Uma decisão do Tribunal de Justiça do Tocantins censurou o site de notícias Diário do Centro do Mundo (DCM), do jornalista Kiko Nogueira, nesta quarta-feira (04), retirando-o do ar, a pedido da deputada estadual Janad Valcari (PL-TO). “A decisão é autoritária e equivocada”, manifestou o advogado Marco Aurélio de Carvalho, fundador da Associação Brasileira de Juristas pela Democracia (ABJD) e do Grupo Prerrogativas (Prerrô), ao GGN.
A deputada do PL acionou a Justiça após o jornal divulgar, em notícia no ano passado, que a parlamentar faturou R$ 23 milhões em esquema envolvendo Prefeituras por negócios envolvendo a banda Barões da Pisadinha, da qual ela era empresária. Valcari disputa hoje a Prefeitura de Tocantins e o caso tramita em segredo de Justiça.
Ao GGN, o jornalista Kiko Nogueira lamentou o ato de perseguição e informou que a mesma notícia foi divulgada, posteriormente, por outros dois veículos de comunicação – o Uol e o Globo – que não sofreram represália ou censura de conteúdo.
A derrubada do site ocorreu, ainda, sem o jornal ser informado de que estava sendo alvo de uma ação ou intimado a prestar esclarecimentos.
A equipe de defesa do jornalista, comandada pelo advogado Francisco Ramos, explicou que eles tiveram acesso aos autos somente após a derrubada do site e que a ação estava em segredo de Justiça, sem a prévia e obrigatória comunicação à parte.
“Nós tivemos que pedir nossa habilitação [de advogados parte da ação], tivemos que falar no balcão virtual [do Tribunal], ligar na Vara, mandar email, para que eles [a Justiça] nos dessem acesso aos autos e, finalmente, conseguimos”, narrou a defesa, sobre as dificuldades da própria parte ré de acessar os autos.
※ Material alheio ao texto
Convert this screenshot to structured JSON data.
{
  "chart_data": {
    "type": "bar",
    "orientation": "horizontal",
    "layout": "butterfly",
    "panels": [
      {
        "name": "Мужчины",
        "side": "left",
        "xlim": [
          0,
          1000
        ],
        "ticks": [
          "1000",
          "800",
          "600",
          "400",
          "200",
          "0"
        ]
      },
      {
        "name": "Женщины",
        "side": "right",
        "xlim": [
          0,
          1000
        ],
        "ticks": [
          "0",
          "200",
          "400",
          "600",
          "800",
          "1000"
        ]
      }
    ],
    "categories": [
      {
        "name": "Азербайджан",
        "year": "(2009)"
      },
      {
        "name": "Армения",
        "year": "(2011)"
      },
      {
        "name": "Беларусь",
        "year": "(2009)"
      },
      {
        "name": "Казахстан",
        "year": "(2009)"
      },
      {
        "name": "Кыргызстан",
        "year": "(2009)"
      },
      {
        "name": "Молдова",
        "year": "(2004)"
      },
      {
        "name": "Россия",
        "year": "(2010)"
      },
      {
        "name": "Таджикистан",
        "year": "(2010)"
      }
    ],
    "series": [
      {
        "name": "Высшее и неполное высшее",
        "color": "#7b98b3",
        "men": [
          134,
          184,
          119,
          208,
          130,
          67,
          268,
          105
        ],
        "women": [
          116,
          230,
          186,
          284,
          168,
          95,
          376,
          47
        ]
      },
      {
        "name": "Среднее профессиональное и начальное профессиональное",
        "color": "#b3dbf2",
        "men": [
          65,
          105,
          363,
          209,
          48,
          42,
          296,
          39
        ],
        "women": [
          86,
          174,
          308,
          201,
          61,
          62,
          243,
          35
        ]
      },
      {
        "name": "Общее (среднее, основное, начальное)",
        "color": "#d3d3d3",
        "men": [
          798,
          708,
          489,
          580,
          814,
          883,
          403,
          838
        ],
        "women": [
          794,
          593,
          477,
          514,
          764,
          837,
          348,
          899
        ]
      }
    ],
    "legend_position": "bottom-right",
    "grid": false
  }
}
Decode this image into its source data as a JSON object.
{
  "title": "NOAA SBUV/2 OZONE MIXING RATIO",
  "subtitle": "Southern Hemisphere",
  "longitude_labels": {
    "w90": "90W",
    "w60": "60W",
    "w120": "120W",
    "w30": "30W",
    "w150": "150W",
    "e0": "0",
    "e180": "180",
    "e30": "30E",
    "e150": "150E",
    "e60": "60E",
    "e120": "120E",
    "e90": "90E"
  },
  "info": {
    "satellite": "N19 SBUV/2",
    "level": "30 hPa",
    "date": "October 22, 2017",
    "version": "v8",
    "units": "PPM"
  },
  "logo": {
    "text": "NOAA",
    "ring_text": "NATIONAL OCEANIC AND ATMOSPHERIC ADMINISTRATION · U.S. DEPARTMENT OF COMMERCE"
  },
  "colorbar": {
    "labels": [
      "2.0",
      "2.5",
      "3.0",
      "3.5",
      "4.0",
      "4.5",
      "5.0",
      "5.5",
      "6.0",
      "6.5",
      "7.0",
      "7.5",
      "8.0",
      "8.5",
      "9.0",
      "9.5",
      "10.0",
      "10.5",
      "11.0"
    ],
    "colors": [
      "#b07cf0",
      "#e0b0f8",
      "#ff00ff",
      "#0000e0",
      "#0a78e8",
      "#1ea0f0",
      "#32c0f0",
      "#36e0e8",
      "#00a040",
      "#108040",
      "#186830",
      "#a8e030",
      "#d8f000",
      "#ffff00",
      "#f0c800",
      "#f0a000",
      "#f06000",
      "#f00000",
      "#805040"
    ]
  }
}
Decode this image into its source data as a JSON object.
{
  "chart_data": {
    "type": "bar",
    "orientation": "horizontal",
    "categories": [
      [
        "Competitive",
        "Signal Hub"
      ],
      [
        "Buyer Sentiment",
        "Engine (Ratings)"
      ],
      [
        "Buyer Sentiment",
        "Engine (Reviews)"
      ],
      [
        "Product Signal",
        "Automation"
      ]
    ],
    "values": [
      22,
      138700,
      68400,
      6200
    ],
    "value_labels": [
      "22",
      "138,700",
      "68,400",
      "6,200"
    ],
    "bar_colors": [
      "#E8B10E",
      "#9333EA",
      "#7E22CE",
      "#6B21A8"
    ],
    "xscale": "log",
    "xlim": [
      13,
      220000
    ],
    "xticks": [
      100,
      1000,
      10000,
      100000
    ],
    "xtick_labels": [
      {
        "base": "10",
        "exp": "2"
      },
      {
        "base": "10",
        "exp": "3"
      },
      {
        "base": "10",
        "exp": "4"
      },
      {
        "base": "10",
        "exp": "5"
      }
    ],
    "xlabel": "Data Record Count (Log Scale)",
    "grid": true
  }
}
“É uma decisão absurda que foi dada em sede de cognição sumária, sem ser dado a oportunidade de a gente se manifestar sobre isso, sobre esse pedido e que viola, justamente, julgamentos do STF [Supremo Tribunal Federal]. Nós vamos seguir com um pedido de reconsideração para o juízo de primeiro grau, distribuir um agravo de instrumento para o segundo grau e também vamos distribuir uma reclamação”, disse a defesa.
A decisão da juíza Edssandra Barbosa da Silva Lourenço citava “tentativas infrutíferas” de contato com o DCM para intimar a prestar esclarecimentos sobre a ação e, assim, suposta “impossibilidade técnica” de pedir ao jornal a retirada da reportagem que trazia a denúncia.
Mas um pedido dos advogados do DCM à Justiça de Tocatins indica que o jornal não havia sido acionado a nenhum processo. Ao solicitar o certificado do sistema processual, aonde deveria constar os processos que envolvem o site, o Tribunal de Justiça emitiu a comprovação de que “não constam” autos contra o veículo. O certificado, contudo, não garante registro de ações sigilosas.
Ao GGN, o advogado especialista em Direito Público, Marco Aurélio de Carvalho, fundador e coordenador do Prerrô, afirmou que a decisão de derrubada do site de notícias “preocupa, e muito”. “A decisão em questão é autoritária e equivocada. Ainda que houvesse motivos para a censura da matéria sobre a deputada, a juíza jamais poderia ter tirado do ar o site do DCM.”
Marco Aurélio lembrou que o período de eleições municipais pode ensejar violações como essa e chamou a atenção para que casos assim sejam impedidos: “Preocupa-nos, e muito, que situações como esta venham a se repetir em um futuro próximo, em especial por estarmos próximos das eleições municipais. Espero que a juíza reconsidere, por conta própria, esta decisão”, disse.
Em nota, Associação Brasileira de Mídia Digital (ABMD) repudiou a decisão da juíza Edssandra Barbosa da Silva Lourenço, do TJ-TO. “A ABMD considera a decisão uma afronta à liberdade de imprensa e ao jornalismo. A medida é ainda mais grave porque o veículo sequer foi notificado e teve acesso à decisão.”
De acordo com a entidade, o ato é uma “censura ao veículo, utilizando-se do sistema de justiça”. “Não podemos tolerar que o judiciário seja utilizado para calar o jornalismo como em períodos sombrios da nossa história”, escreveu a ABMD.
O jornalista Kiko Nogueira informou que o DCM irá recorrer, também, ao Supremo Tribunal Federal.